Por Leonardo Fuhrmann, no CEERT
Especialista na história de quilombos e mocambos nas Américas, o professor de História Social do Trabalho Flávio dos Santos Gomes destaca que existem no Brasil netos de negros que foram escravizados, continuam vivos e ouviram as histórias do tempo em que seus antepassados eram cativos.
Por isso, aponta as memórias desse período como vivas em nossa sociedade. Em seu livro mais recente, Mocambos e Quilombos – uma história do campesinato negro no Brasil – o professor, que dá aulas nos programas de pós-graduação de arqueologia do Museu Nacional e de História Comparada da UFRJ, traz a história de formação dessas comunidades até o presente, para explicar como esses povos remanescentes permaneceram vivos com sua identidade cultural própria, mesmo com as influências de outras manifestações que se incorporam. “A música de Pena Branca e Xavantinho é tão expressão da cultura afrobrasileira quanto os blocos de Salvador, como o Ilê Aiyê e o Olodum”, comenta.
Fórum – Como você vê o número de comunidades remanescentes de quilombos existentes hoje?
Flávio dos Santos Gomes – Muita gente me pergunta sobre o grande número de comunidades remanescentes de quilombos existentes hoje. O governo e as ONGs que atuam na área falam em cerca de 5 mil. É certo que você não vê tantas notícias sobre elas nos jornais das décadas de 1860, 1870 e 1880. Mas havia muitas comunidades pequenas, algumas delas com entre 40 e 80 famílias, num total de 150 a 800 pessoas. Dentro desses grupos, era difícil saber quem havia sido escravo e era considerado fugitivo. A experiência de aquilombamento no Brasil é diferente do que foi no Suriname, por exemplo, e mais próxima da Colômbia. Houve a formação de um campesinato negro, que contava não só com os fugitivos.
Fórum – E como esses grupos permaneceram?
Gomes – No período pós-emancipação, esses grupos migraram, inclusive atrás de proprietários rurais que lhes ofereciam melhores condições de trabalho. O que era um quilombo se mistura, passa a ter outras dimensões. Os próprios nomes dessas comunidades são muito significativos, com expressões como negros, crioulos e pretos no nome, além de santos típicos da devoção dos afrobrasileiros. É preciso lembrar que o cristianismo já havia chegado na África nesse período e muitos tinham influência do catolicismo antes de vir para o Brasil.
Fórum – Por que não tivemos a visibilidade desses grupos?
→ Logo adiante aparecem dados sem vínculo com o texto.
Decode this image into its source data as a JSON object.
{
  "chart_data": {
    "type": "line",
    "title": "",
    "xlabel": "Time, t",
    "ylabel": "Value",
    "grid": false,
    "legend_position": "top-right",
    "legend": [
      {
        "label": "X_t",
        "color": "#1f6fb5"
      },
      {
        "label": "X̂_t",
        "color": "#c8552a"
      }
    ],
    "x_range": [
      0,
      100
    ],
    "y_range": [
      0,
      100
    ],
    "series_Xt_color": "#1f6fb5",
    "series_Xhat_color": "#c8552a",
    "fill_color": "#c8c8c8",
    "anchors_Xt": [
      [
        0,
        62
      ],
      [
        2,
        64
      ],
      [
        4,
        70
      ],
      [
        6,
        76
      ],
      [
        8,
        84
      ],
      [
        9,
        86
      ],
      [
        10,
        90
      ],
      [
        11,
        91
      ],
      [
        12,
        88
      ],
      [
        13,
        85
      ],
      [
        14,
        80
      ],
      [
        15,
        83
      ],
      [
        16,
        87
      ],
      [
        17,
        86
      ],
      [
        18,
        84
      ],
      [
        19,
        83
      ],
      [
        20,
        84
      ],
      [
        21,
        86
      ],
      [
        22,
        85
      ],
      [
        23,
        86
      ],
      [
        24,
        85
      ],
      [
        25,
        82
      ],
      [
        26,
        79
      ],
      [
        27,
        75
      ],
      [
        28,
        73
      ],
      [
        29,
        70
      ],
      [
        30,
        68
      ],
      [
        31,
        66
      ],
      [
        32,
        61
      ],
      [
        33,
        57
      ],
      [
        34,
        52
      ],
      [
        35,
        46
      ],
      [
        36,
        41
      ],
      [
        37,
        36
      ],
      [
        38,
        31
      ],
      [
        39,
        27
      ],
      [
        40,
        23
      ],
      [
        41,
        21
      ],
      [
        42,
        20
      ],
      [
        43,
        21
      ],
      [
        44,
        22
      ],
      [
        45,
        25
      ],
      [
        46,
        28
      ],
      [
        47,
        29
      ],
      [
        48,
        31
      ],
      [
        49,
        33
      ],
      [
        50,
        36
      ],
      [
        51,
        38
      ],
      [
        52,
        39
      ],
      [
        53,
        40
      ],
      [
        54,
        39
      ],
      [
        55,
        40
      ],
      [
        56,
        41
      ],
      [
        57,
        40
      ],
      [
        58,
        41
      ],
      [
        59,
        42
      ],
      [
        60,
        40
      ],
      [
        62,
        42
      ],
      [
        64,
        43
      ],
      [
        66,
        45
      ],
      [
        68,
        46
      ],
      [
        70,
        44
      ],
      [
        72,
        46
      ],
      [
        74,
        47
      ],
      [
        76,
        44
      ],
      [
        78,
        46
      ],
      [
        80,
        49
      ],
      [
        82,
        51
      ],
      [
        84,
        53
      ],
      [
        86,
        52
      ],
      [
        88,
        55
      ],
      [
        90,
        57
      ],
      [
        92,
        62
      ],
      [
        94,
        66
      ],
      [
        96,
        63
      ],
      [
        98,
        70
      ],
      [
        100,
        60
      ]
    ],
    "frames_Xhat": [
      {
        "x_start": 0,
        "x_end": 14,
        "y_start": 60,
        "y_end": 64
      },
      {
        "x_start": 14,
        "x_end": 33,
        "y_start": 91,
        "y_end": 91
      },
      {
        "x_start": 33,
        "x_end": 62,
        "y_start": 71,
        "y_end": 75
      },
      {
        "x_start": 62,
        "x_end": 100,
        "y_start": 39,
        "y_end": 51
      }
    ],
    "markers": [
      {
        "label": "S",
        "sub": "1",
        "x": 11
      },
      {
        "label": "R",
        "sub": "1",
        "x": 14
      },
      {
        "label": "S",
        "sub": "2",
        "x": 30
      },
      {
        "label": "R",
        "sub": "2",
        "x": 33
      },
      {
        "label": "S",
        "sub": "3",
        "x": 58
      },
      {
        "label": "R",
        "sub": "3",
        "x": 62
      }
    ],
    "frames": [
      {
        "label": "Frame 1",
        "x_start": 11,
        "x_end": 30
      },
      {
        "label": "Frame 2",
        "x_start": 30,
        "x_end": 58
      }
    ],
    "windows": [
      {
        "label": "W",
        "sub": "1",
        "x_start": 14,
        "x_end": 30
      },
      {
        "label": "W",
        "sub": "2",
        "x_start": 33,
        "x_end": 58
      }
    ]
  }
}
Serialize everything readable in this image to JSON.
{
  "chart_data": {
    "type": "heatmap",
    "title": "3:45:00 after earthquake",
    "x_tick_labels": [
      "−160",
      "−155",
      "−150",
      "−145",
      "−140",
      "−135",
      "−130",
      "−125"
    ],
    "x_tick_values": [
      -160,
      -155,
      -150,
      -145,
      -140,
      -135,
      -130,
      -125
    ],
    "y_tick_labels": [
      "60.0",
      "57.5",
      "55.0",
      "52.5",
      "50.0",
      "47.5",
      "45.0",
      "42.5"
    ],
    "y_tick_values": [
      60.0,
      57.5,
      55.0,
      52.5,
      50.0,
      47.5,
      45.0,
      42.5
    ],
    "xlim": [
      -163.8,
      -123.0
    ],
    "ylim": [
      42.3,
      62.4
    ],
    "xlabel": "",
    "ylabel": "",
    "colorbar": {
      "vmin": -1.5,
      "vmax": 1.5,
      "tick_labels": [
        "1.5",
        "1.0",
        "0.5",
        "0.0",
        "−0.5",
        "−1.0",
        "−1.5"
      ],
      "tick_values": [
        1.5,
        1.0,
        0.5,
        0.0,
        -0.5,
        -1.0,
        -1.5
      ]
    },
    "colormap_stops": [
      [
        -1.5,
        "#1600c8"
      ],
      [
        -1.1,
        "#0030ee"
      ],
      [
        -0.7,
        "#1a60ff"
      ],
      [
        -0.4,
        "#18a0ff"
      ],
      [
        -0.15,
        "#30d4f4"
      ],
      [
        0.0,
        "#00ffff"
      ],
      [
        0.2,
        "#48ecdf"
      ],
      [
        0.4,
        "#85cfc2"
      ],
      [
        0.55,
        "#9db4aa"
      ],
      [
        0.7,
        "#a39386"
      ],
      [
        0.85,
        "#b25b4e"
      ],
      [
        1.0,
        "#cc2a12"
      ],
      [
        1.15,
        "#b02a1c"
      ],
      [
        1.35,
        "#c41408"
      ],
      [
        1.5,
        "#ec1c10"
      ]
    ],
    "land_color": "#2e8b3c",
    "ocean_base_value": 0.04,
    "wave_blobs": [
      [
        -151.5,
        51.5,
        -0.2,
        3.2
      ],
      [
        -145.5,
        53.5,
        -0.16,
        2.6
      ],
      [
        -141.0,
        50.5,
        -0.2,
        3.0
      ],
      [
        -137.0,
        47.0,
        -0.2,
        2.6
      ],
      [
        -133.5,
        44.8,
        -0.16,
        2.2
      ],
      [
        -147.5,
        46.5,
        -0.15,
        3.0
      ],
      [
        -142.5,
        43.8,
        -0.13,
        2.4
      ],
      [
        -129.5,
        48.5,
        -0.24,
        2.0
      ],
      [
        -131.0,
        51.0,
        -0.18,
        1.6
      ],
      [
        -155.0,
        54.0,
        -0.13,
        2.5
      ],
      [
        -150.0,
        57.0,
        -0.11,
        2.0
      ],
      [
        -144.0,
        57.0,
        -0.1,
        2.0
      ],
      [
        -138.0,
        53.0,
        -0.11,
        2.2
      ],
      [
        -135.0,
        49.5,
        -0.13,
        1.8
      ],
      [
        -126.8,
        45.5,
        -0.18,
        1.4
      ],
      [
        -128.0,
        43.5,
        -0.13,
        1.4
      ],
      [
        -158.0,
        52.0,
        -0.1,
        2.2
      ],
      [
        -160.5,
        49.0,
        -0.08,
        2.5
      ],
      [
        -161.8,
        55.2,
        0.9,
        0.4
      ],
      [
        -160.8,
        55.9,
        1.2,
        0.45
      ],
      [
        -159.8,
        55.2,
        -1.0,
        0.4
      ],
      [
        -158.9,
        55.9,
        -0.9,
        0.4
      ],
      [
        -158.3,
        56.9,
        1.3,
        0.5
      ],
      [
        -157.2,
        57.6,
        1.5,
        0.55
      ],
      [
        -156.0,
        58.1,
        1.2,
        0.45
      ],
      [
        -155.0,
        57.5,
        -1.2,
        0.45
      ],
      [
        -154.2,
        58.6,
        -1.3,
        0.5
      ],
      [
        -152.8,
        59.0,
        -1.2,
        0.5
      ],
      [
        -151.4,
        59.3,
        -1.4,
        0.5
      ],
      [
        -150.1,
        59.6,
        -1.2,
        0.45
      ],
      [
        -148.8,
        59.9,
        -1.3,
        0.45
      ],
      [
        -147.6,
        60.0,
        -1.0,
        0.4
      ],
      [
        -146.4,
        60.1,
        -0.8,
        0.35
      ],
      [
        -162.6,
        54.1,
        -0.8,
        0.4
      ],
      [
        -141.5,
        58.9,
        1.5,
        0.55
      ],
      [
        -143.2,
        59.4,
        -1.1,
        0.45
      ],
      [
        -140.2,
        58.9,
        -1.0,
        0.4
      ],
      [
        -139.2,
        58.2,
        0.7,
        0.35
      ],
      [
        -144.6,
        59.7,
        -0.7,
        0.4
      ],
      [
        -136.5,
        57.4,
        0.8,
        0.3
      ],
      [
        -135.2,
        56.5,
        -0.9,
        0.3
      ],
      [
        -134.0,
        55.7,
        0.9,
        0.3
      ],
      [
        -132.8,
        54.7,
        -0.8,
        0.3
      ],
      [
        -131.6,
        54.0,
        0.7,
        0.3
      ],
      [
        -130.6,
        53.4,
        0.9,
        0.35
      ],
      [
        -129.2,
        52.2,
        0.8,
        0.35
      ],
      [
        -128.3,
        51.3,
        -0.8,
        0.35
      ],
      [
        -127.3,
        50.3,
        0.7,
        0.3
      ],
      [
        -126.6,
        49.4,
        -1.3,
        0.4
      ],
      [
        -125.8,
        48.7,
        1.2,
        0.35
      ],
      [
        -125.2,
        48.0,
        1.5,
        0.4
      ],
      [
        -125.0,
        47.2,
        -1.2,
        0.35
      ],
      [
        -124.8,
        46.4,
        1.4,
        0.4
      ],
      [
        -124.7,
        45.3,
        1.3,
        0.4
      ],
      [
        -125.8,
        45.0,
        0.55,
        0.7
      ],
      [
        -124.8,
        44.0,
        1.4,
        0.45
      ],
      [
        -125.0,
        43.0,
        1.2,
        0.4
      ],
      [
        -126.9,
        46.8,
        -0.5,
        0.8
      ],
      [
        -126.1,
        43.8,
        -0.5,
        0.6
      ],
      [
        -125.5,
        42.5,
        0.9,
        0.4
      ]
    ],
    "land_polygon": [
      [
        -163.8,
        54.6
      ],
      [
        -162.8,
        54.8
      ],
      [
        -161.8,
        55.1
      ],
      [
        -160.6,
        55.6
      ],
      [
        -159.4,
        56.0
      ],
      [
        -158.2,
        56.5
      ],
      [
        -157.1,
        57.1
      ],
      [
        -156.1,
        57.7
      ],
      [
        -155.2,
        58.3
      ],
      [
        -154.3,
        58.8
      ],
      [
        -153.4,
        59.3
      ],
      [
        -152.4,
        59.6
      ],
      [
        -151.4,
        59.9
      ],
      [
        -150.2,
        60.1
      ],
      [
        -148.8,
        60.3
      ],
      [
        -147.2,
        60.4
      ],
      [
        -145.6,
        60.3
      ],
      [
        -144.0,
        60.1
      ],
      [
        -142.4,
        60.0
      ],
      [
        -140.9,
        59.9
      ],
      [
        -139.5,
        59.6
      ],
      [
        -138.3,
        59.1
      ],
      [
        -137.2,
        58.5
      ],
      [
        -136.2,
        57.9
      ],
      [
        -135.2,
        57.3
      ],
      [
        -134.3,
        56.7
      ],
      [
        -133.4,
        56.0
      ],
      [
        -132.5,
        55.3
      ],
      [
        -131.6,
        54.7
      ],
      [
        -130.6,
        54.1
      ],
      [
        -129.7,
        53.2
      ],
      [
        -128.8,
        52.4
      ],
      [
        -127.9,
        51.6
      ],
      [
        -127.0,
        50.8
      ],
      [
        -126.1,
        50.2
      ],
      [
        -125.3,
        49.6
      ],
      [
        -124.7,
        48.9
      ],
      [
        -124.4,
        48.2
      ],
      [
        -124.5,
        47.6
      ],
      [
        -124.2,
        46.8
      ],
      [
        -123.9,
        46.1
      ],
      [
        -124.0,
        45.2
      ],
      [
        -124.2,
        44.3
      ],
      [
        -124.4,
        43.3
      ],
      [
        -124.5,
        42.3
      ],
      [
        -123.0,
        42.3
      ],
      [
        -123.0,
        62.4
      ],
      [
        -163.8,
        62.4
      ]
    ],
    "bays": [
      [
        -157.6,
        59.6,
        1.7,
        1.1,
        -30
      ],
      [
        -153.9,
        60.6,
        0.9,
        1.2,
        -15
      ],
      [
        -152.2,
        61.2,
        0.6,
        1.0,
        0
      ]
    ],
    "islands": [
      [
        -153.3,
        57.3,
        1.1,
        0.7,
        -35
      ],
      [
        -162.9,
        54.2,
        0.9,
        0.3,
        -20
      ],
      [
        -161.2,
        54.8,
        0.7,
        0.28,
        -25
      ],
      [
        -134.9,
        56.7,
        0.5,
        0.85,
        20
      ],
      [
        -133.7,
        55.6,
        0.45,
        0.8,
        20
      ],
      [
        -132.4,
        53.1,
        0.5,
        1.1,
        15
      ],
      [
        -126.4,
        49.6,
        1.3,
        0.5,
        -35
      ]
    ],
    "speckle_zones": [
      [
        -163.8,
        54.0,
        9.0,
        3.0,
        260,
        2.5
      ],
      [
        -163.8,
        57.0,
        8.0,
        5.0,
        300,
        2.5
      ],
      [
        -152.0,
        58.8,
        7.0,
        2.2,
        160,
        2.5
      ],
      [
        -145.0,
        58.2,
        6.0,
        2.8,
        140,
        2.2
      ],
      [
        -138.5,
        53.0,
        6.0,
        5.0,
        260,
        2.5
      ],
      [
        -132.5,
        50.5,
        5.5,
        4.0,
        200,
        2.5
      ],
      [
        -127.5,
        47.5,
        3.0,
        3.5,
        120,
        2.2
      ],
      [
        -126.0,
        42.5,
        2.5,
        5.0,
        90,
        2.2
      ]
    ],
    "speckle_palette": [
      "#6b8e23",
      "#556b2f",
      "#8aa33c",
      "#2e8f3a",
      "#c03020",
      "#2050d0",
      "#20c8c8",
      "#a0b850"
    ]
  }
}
Gomes – Nós temos um movimento popular importantíssimo no meio rural que é o MST (Movimento dos Trabalhadores Rurais Sem Terra). Mas ainda existe uma dificuldade muito grande de discutir o componente étnico e racial da questão agrária. Na verdade, não é só com o campesinato. No meio urbano, problemas de moradia, violência, educação e saúde atingem a população negra de uma forma diferente dos demais grupos, mais grave. Os remanescentes de quilombos têm um papel importante na formação de um campesinato no Brasil inteiro, tanto que hoje temos comunidades reconhecidas do Rio Grande do Sul ao Amapá.
Fórum – Os grupos de quilombolas continuaram se formando depois da emancipação?
Gomes – Existia um campesinato itinerante, com grupos de famílias ou pessoas que buscavam oportunidades em outros lugares. Isso mesmo depois da emancipação. Existe o exemplo da experiência de Valença (RJ), quando, em 1891, ex-cativos deixaram uma fazenda onde eram tratados de forma violenta e se mudaram para outra que havia sido recém-comprada. Havia quilombos que eram volantes, sobre os quais é muito difícil ter um registro mais preciso. Dois negros fugiam de uma fazenda e se encontravam com outros cinco que vinham de outra, depois se dividem em três. Só aí são cinco núcleos diferentes.
Fórum – O que faz com que um grupo possa ser considerado remanescente hoje?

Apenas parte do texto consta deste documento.